Brutalizing is the only adjective for the public schools of that district around 1908 and ’09.
p. 128
Here, Smith uses the opportunity to makes an outright attack on the public education system of this time. The novel also stresses at this point how the cleaner, wealthier children were preferred over those caught up in the poverty trap.
She had the same thought Katie had had seventeen years ago dancing with Johnny - that she’d willingly accept any sacrifice or hardship if she could only have this man near her for always. And like Katie, Francie gave no thought to the children who might have to help her work out the hardship and sacrifice.
p. 373
This point is made whilst Francie is dancing with Lee, her first love. She barely knows him, and this quotation highlights how romantic love takes precedence over reality. It also highlights a similarity between mother and daughter and offers the possibility that the cycle of poverty may continue when love blinds one from common sense.

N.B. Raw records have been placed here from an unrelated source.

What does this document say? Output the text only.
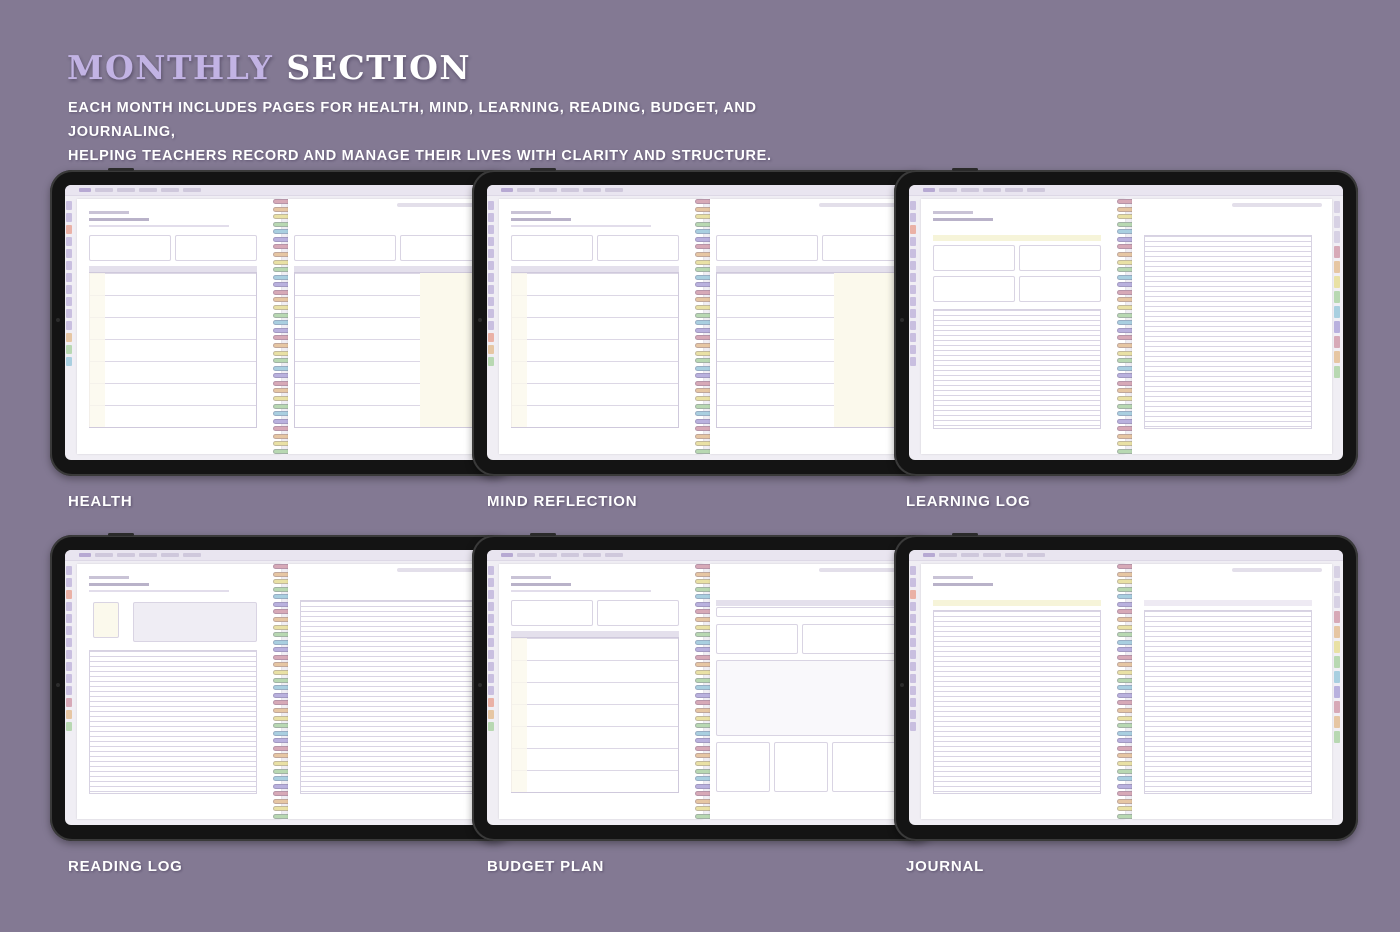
MONTHLY SECTION
EACH MONTH INCLUDES PAGES FOR HEALTH, MIND, LEARNING, READING, BUDGET, AND JOURNALING,
HELPING TEACHERS RECORD AND MANAGE THEIR LIVES WITH CLARITY AND STRUCTURE.
HEALTH	MIND REFLECTION	LEARNING LOG
READING LOG	BUDGET PLAN	JOURNAL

A new tree had grown from the stump, and its trunk had grown along the ground until it reached a place where there were no wash lines above it. Then it had started to grow towards the sky again.
p.404
This final reference to the tree that grows in Brooklyn frames the novel as it is also referred to in the initial pages. This new tree is a figurative reminder of hope once more and, even though it has been chopped down, the new one continues to thrive. It also symbolizes Francie’s ability to adapt and thrive in impossible circumstances.